SBRA updated the Bankruptcy Code to allow a new "Subchapter V" option, aimed to make it easier for small businesses to declare bankruptcy in an effort to avoid shutting down.
In contrast to the administratively complex Chapter 11 option, Subchapter V eliminated the disclosure statement requirement and creditor's committee.
SBRA also removed the need for competing plans and killed the absolute priority rule, a requirement that often made it difficult for a company to emerge from bankruptcy.
In its initial form, SBRA said that a business could opt for Subchapter V if it owed less than $2,725,625 million in non-contingent, liquidated secured and unsecured debts.
Then, in March 2020, the Coronavirus Aid, Relief, and Economic Security Act (CARES Act) amended the SBRA to increase the debt limit to $7.5 million for one year, making even more businesses eligible to utilize the provisions of the SBRA.
The increase of the threshold to $7.5 million has allowed many small businesses to use the bankruptcy process to stay in business, despite adverse conditions inherent in the pandemic.
According to the American Bankruptcy Institute (ABI), over 1,400 cases had been filed under the SBRA as of the end of January, and almost 30% of those cases would not have qualified for filing under the SBRA without the increased debt limit provided for in the CARES Act.
Unfortunately, that increased debt limit will expire on March 27, 2021 unless action is taken.
Senators Dick Durbin (D-IL) and Chuck Grassley (R-IA) have introduced bipartisan legislation -- the "COVID-19 Bankruptcy Relief Extension Act" -- to extend, for another year, the CARES Act's expanded bankruptcy-relief provisions.
The extension has garnered support from the ABI, the American College of Bankruptcy, the Association of Insolvency & Restructuring Advisors and other prominent bankruptcy and restructuring organizations.
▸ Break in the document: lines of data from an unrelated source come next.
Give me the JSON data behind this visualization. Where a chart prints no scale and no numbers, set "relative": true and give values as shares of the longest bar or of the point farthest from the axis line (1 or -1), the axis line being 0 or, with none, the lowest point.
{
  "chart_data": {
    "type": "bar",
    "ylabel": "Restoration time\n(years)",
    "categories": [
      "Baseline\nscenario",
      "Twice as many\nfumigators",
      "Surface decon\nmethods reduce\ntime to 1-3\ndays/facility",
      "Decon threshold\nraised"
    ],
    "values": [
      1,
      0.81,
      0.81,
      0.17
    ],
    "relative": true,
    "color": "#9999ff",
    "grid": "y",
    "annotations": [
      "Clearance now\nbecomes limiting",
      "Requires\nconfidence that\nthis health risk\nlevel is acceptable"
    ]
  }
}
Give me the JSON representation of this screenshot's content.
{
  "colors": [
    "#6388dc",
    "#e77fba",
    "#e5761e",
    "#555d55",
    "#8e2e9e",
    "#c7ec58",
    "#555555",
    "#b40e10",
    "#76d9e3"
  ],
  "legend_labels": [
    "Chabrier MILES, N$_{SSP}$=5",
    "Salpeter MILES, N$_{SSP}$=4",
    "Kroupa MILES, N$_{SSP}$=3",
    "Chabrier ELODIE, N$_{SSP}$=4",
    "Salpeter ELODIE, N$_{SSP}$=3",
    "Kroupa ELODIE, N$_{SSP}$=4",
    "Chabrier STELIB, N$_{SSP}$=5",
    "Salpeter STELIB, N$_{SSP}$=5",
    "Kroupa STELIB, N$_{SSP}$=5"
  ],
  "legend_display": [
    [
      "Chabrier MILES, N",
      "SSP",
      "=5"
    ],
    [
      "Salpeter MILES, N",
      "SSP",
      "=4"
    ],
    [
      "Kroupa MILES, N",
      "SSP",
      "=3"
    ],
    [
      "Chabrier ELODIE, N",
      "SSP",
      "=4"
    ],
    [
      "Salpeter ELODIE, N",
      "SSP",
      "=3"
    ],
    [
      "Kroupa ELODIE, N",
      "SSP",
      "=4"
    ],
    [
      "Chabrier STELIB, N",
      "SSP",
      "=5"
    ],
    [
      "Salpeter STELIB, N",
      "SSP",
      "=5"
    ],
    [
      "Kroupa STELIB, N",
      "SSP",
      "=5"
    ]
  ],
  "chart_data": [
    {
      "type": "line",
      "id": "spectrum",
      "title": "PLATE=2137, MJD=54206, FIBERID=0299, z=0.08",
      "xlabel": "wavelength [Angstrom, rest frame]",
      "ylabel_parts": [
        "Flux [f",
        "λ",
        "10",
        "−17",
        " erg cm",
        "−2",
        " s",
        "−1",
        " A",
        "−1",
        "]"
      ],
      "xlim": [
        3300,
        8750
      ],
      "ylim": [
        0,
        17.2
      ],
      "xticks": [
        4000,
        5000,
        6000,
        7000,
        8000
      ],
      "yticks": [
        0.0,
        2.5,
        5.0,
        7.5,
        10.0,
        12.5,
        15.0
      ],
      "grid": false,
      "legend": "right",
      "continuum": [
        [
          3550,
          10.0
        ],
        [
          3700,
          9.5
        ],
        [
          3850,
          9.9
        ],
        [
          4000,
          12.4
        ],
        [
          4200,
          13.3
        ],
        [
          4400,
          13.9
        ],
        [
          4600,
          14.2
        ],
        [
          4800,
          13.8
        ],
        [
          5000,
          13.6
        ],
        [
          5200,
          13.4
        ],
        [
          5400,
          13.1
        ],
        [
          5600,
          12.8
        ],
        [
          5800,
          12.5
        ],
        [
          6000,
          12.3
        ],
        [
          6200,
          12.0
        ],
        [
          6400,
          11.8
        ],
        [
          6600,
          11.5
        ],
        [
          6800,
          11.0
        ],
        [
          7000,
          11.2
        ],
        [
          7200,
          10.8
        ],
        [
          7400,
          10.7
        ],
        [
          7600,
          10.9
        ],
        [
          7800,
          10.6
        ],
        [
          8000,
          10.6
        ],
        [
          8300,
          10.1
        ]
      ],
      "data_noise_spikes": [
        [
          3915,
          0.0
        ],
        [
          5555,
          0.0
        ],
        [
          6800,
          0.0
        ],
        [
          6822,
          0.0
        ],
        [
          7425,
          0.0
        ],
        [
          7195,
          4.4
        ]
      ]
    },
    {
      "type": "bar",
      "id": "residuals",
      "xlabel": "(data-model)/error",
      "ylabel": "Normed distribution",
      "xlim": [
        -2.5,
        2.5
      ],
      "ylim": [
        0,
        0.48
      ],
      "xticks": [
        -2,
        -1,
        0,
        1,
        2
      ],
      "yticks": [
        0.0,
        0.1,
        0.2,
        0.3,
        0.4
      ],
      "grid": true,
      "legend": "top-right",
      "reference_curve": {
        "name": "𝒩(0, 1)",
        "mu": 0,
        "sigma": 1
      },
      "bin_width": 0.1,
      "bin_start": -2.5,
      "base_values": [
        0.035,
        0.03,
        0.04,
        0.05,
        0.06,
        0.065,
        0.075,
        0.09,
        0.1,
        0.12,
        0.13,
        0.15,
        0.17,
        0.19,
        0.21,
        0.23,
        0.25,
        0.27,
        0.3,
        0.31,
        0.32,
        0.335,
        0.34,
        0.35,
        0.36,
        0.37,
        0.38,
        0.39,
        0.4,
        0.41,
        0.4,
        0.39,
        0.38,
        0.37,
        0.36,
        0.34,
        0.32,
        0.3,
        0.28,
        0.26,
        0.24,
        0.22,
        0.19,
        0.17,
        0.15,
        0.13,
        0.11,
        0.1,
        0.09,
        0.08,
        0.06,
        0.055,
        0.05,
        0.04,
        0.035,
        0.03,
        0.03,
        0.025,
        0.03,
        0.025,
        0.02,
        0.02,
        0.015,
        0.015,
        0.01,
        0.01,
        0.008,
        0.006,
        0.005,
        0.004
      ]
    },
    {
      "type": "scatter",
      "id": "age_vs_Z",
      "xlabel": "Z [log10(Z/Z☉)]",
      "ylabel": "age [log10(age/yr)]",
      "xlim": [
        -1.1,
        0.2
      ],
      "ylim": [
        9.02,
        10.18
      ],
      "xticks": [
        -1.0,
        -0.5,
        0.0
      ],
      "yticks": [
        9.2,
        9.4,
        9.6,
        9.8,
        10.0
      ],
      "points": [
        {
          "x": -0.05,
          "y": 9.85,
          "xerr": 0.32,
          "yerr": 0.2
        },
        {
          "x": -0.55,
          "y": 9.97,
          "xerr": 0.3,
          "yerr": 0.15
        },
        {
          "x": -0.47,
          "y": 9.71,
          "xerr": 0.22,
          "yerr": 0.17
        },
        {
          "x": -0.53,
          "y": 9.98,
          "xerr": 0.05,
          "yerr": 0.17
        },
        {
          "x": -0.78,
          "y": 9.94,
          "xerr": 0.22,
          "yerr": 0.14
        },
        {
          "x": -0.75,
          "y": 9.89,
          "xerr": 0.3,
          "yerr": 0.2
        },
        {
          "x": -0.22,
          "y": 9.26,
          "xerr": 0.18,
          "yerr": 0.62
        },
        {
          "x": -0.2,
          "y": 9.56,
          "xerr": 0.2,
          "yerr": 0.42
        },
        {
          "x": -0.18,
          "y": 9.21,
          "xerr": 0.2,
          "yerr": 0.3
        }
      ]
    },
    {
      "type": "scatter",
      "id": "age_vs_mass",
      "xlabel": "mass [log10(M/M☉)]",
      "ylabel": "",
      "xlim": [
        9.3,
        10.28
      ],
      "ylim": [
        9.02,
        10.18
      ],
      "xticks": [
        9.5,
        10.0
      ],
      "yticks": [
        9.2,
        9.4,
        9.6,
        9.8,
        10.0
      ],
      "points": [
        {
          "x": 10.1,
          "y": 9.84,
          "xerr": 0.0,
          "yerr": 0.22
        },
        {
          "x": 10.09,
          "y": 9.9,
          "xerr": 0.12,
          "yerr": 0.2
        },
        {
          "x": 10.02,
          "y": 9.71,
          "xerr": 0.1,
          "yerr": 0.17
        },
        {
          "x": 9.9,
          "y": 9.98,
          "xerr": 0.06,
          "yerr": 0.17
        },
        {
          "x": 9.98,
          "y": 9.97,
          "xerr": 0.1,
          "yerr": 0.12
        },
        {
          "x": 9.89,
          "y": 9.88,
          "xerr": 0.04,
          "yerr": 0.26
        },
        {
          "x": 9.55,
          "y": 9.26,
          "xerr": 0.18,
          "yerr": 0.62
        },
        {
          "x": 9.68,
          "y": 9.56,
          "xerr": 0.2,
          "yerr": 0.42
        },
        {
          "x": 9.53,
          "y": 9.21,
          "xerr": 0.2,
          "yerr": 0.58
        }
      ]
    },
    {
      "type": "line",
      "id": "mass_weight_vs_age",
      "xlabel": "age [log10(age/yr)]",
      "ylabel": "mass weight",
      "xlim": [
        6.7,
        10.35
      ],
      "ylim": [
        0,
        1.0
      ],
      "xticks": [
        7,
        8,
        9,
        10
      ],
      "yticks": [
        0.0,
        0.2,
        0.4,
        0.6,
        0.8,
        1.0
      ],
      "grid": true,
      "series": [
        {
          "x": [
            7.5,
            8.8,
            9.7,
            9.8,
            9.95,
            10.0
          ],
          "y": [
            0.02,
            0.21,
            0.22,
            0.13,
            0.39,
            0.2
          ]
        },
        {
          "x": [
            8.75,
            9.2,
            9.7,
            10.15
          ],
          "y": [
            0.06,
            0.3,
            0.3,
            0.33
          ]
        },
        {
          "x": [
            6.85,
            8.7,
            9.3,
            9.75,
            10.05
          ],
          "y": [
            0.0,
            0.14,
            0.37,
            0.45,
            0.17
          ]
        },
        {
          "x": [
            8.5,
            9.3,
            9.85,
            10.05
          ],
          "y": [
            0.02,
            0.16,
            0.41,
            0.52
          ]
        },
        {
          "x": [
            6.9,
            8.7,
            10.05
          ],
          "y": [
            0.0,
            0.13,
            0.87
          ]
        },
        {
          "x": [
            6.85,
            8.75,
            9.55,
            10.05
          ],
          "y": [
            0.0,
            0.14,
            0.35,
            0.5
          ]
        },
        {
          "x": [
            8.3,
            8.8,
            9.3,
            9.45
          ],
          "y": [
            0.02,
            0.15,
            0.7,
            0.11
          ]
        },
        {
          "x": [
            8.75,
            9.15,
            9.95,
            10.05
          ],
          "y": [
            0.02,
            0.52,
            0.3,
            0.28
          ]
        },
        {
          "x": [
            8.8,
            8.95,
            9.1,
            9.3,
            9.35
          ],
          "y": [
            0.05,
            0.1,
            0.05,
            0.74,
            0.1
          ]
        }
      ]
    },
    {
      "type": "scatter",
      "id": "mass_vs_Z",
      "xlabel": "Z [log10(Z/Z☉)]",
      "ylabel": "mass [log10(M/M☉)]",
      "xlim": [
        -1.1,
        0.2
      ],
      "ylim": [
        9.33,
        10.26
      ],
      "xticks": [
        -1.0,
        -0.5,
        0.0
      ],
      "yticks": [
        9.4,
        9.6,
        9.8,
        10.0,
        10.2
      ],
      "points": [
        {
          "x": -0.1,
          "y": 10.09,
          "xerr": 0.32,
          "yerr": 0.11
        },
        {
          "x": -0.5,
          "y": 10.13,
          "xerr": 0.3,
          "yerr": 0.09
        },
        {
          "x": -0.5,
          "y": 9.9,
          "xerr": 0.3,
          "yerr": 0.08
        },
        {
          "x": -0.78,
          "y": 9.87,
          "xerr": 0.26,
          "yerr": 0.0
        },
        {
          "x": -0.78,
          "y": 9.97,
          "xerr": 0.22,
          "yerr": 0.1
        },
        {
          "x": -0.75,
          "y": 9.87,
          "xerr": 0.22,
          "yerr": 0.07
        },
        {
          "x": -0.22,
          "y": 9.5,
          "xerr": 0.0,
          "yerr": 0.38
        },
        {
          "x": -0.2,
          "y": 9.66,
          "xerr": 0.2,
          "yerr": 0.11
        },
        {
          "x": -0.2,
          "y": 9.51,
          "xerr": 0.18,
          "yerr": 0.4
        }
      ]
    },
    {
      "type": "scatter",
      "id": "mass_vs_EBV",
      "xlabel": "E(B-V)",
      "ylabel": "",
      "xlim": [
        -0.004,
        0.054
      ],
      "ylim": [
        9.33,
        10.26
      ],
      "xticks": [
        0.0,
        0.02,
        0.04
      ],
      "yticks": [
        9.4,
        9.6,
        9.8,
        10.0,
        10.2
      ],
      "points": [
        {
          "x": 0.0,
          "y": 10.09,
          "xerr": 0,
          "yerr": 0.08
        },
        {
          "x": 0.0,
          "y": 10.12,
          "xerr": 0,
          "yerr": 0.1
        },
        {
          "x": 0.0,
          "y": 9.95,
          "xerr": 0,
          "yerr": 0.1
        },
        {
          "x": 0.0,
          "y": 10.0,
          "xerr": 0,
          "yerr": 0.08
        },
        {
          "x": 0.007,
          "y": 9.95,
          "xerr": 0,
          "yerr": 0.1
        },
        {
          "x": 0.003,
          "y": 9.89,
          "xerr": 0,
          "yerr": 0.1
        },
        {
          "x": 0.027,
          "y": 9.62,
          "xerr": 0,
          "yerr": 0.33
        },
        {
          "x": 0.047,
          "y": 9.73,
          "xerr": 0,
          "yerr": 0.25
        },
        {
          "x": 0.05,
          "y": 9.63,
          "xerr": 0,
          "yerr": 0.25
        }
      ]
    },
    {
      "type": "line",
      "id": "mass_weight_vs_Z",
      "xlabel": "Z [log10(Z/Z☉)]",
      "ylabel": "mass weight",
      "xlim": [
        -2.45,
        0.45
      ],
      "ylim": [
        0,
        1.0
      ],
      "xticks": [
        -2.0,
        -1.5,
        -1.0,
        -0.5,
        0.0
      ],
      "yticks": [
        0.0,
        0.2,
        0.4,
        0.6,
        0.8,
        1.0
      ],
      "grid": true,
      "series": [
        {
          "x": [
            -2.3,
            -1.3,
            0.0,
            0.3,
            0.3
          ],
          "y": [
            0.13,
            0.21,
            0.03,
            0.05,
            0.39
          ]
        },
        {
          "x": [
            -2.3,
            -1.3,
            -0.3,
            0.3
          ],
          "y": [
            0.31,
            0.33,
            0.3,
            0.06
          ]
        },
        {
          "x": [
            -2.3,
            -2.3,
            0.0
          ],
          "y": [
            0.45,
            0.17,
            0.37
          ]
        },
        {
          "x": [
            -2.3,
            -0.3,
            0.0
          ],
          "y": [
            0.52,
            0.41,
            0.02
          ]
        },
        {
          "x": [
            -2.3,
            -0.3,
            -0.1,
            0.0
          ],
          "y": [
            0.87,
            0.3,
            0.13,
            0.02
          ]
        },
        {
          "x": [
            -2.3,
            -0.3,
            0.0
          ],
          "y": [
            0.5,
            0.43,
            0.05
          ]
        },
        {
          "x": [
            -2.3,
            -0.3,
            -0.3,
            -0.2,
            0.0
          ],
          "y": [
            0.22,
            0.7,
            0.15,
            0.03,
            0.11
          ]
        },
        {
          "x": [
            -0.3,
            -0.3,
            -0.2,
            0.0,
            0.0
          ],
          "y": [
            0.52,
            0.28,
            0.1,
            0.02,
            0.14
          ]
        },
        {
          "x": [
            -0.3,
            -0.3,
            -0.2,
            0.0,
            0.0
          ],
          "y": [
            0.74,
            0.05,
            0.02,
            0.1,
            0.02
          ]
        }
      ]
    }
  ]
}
The COVID-19 pandemic continues to put significant strain on U.S. small businesses.
The increased SBRA debt limit has been a lifeline to a growing number of U.S. small businesses that find themselves in need of reorganizing in order to stay in business.
If the extension doesn't pass, many small business will needlessly shut down, with no other option other than closure and liquidation or an assignment for the benefit of creditors.
"Extending these temporary bankruptcy provisions until March 2022 will provide critical relief to families and small businesses facing hardships due to the ongoing COVID-19 pandemic," Durbin said.
Anyone who believes that struggling small businesses should be given the chance to successfully reorganize during the pandemic should reach out to their legislators in favor of extending SBRA's increased debt limit.